AGENDA CULTURAL

24.11.20

Merece viver, precisa respirar

 


Hélio Consolaro é professor, jornalista e escritor. Araçatuba-SP

Antes da morte Beto Freitas, muita gente apanhou já por alguma coisa naquele supermercado. Ou nos supermercados do Brasil. Não morreu ninguém, não foi filmado e a vítima não quis denunciar. Então não existiu o fato.

Pelo assassinato de Beto Freitas, cliente do Carrefour em Porto Alegre-RS, é possível analisar a evolução da redação das notícias. No calor dos fatos, elas são redigidas de um jeito; depois de alguns dias, os textos são mais amenos. 

O repórter, trabalhador de chão de redação, precisa a cada dia buscar detalhes para alimentar a curiosidade do leitor e o caixa da empresa jornalística. 

O chefe de redação de uma empresa jornalística de Porto Alegre ordena ao estagiário ou foca (profissional em início de carreira):

- Preciso de detalhes, busque detalhes!

O jornalista-estudante (estagiário) ou o foca tenta explicar:

- Não há mais novidades. Tudo foi explorado!

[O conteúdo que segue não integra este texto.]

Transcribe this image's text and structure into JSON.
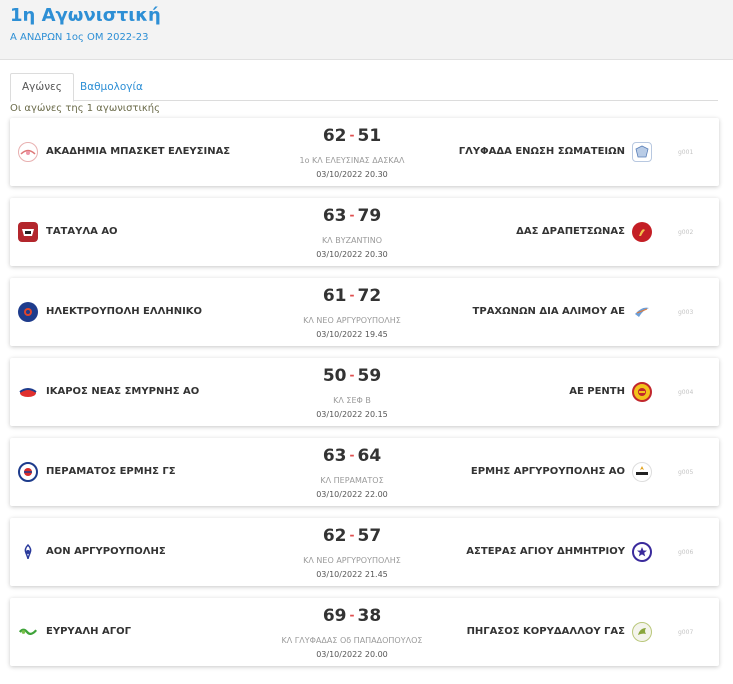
{
  "header": {
    "title": "1η Αγωνιστική",
    "subtitle": "Α ΑΝΔΡΩΝ 1ος ΟΜ 2022-23"
  },
  "tabs": [
    {
      "label": "Αγώνες",
      "active": true
    },
    {
      "label": "Βαθμολογία",
      "active": false
    }
  ],
  "round_info": "Οι αγώνες της 1 αγωνιστικής",
  "colors": {
    "accent": "#2d8fd5",
    "score_separator": "#e05050"
  },
  "games": [
    {
      "home": "ΑΚΑΔΗΜΙΑ ΜΠΑΣΚΕΤ ΕΛΕΥΣΙΝΑΣ",
      "home_score": "62",
      "away": "ΓΛΥΦΑΔΑ ΕΝΩΣΗ ΣΩΜΑΤΕΙΩΝ",
      "away_score": "51",
      "venue": "1ο ΚΛ ΕΛΕΥΣΙΝΑΣ ΔΑΣΚΑΛ",
      "datetime": "03/10/2022 20.30",
      "code": "g001",
      "home_logo": "akadimia-eleusinas-logo",
      "away_logo": "glyfada-logo"
    },
    {
      "home": "ΤΑΤΑΥΛΑ ΑΟ",
      "home_score": "63",
      "away": "ΔΑΣ ΔΡΑΠΕΤΣΩΝΑΣ",
      "away_score": "79",
      "venue": "ΚΛ ΒΥΖΑΝΤΙΝΟ",
      "datetime": "03/10/2022 20.30",
      "code": "g002",
      "home_logo": "tataula-logo",
      "away_logo": "das-drapetsonas-logo"
    },
    {
      "home": "ΗΛΕΚΤΡΟΥΠΟΛΗ ΕΛΛΗΝΙΚΟ",
      "home_score": "61",
      "away": "ΤΡΑΧΩΝΩΝ ΔΙΑ ΑΛΙΜΟΥ ΑΕ",
      "away_score": "72",
      "venue": "ΚΛ ΝΕΟ ΑΡΓΥΡΟΥΠΟΛΗΣ",
      "datetime": "03/10/2022 19.45",
      "code": "g003",
      "home_logo": "ilektroupoli-logo",
      "away_logo": "trachones-logo"
    },
    {
      "home": "ΙΚΑΡΟΣ ΝΕΑΣ ΣΜΥΡΝΗΣ ΑΟ",
      "home_score": "50",
      "away": "ΑΕ ΡΕΝΤΗ",
      "away_score": "59",
      "venue": "ΚΛ ΣΕΦ Β",
      "datetime": "03/10/2022 20.15",
      "code": "g004",
      "home_logo": "ikaros-logo",
      "away_logo": "ae-renti-logo"
    },
    {
      "home": "ΠΕΡΑΜΑΤΟΣ ΕΡΜΗΣ ΓΣ",
      "home_score": "63",
      "away": "ΕΡΜΗΣ ΑΡΓΥΡΟΥΠΟΛΗΣ ΑΟ",
      "away_score": "64",
      "venue": "ΚΛ ΠΕΡΑΜΑΤΟΣ",
      "datetime": "03/10/2022 22.00",
      "code": "g005",
      "home_logo": "peramatos-ermis-logo",
      "away_logo": "ermis-argyroupolis-logo"
    },
    {
      "home": "ΑΟΝ ΑΡΓΥΡΟΥΠΟΛΗΣ",
      "home_score": "62",
      "away": "ΑΣΤΕΡΑΣ ΑΓΙΟΥ ΔΗΜΗΤΡΙΟΥ",
      "away_score": "57",
      "venue": "ΚΛ ΝΕΟ ΑΡΓΥΡΟΥΠΟΛΗΣ",
      "datetime": "03/10/2022 21.45",
      "code": "g006",
      "home_logo": "aon-argyroupolis-logo",
      "away_logo": "asteras-agiou-dimitriou-logo"
    },
    {
      "home": "ΕΥΡΥΑΛΗ ΑΓΟΓ",
      "home_score": "69",
      "away": "ΠΗΓΑΣΟΣ ΚΟΡΥΔΑΛΛΟΥ ΓΑΣ",
      "away_score": "38",
      "venue": "ΚΛ ΓΛΥΦΑΔΑΣ Οδ ΠΑΠΑΔΟΠΟΥΛΟΣ",
      "datetime": "03/10/2022 20.00",
      "code": "g007",
      "home_logo": "evryali-logo",
      "away_logo": "pigasos-korydallou-logo"
    }
  ]
}
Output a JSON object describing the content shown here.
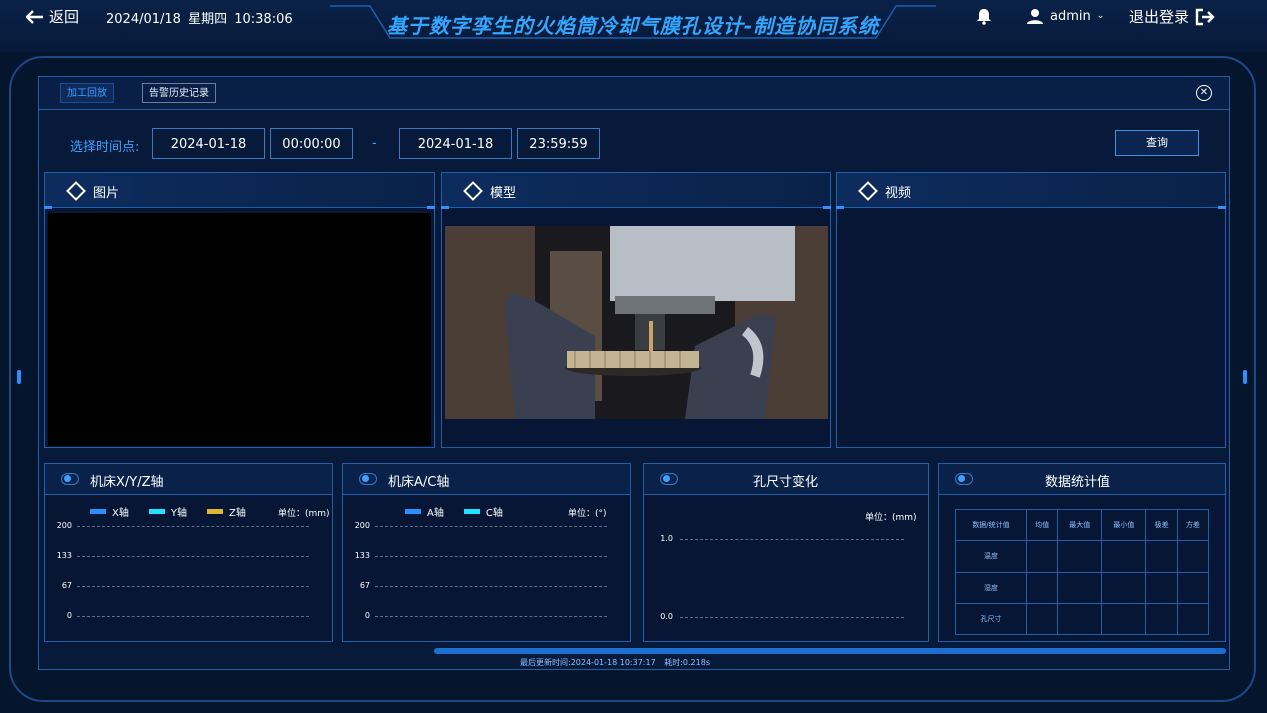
{
  "header": {
    "back_label": "返回",
    "date": "2024/01/18",
    "weekday": "星期四",
    "time": "10:38:06",
    "title": "基于数字孪生的火焰筒冷却气膜孔设计-制造协同系统",
    "user": "admin",
    "logout_label": "退出登录"
  },
  "tabs": {
    "active": "加工回放",
    "alarm": "告警历史记录"
  },
  "time_filter": {
    "label": "选择时间点:",
    "start_date": "2024-01-18",
    "start_time": "00:00:00",
    "separator": "-",
    "end_date": "2024-01-18",
    "end_time": "23:59:59",
    "query_label": "查询"
  },
  "cards": {
    "image": "图片",
    "model": "模型",
    "video": "视频"
  },
  "charts": {
    "xyz": {
      "title": "机床X/Y/Z轴",
      "unit": "单位：(mm)"
    },
    "ac": {
      "title": "机床A/C轴",
      "unit": "单位：(°)"
    },
    "hole": {
      "title": "孔尺寸变化",
      "unit": "单位：(mm)"
    },
    "stats": {
      "title": "数据统计值"
    }
  },
  "chart_data": [
    {
      "type": "line",
      "title": "机床X/Y/Z轴",
      "ylabel": "单位：(mm)",
      "ylim": [
        0,
        200
      ],
      "yticks": [
        200,
        133,
        67,
        0
      ],
      "series": [
        {
          "name": "X轴",
          "color": "#2b8fff",
          "values": []
        },
        {
          "name": "Y轴",
          "color": "#22e0ff",
          "values": []
        },
        {
          "name": "Z轴",
          "color": "#e0b830",
          "values": []
        }
      ],
      "grid": true,
      "legend": "top"
    },
    {
      "type": "line",
      "title": "机床A/C轴",
      "ylabel": "单位：(°)",
      "ylim": [
        0,
        200
      ],
      "yticks": [
        200,
        133,
        67,
        0
      ],
      "series": [
        {
          "name": "A轴",
          "color": "#2b8fff",
          "values": []
        },
        {
          "name": "C轴",
          "color": "#22e0ff",
          "values": []
        }
      ],
      "grid": true,
      "legend": "top"
    },
    {
      "type": "line",
      "title": "孔尺寸变化",
      "ylabel": "单位：(mm)",
      "ylim": [
        0,
        1
      ],
      "yticks": [
        "1.0",
        "0.0"
      ],
      "series": [],
      "grid": true
    },
    {
      "type": "table",
      "title": "数据统计值",
      "columns": [
        "数据/统计值",
        "均值",
        "最大值",
        "最小值",
        "极差",
        "方差"
      ],
      "rows": [
        [
          "温度",
          "",
          "",
          "",
          "",
          ""
        ],
        [
          "湿度",
          "",
          "",
          "",
          "",
          ""
        ],
        [
          "孔尺寸",
          "",
          "",
          "",
          "",
          ""
        ]
      ]
    }
  ],
  "footer": {
    "progress": 1.0,
    "updated": "最后更新时间:2024-01-18 10:37:17",
    "elapsed": "耗时:0.218s"
  }
}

Aos gritos, o chefe de redação determina:

- Você não é jornalista, não vai ser um profissional. Se não achar nada, insinue! Revirem a vida dos seguranças, busque a situação da empresa de segurança, veja o vídeo por outro ângulo, descubra se o Beto Freitas era filho adotivo. Se vira! 

Qualquer semelhança com a realidade não é mera coincidência. O jornalista não escreve o que pensa e quer. Isso se não acontecer o seguinte:

- Você não vai cobrir mais o caso Beto de Freitas, a diretoria do jornal acha que você está muito tendencioso, o Carrefour pode suspender o jornal de sua carteira de anúncios.

As primeiras notícias do fato, pintaram o Beto Freitas como um anjo, só lhe faltaram pôr asas no rapaz. Aí foram descobrindo que não era bem isso, o sujeito não era tão gente boa.

Atualmente, as notícias já estão aliviando as empresas, afinal, elas precisam atenuar as penas na Justiça. Mas os protestos sociais se acumulam, figuras conhecidas exigem rigor, até personalidades internacionais pedem punição severa das empresas envolvidas. O jogo de braço continua. 

Os traíras, aqueles que são contra os direitos humanos, acham que o sujeito era negro, não era tão certinho, precisava apanhar sim senhor e morreu por acaso, um acidente de trabalho. Beto Freitas tinha uma vida que não valia a pena.

Na verdade, aquelas pessoas que não renunciaram à sua humanidade consideram a vida. Não importa se o Beto Freitas era isso ou aquilo, ele era gente, nosso irmão, porque somos filhos do mesmo Deus.

 Vidas pretas importam, e todas as tonalidades também! O outro, independente de seu estilo de vida, também merece viver, precisa respirar.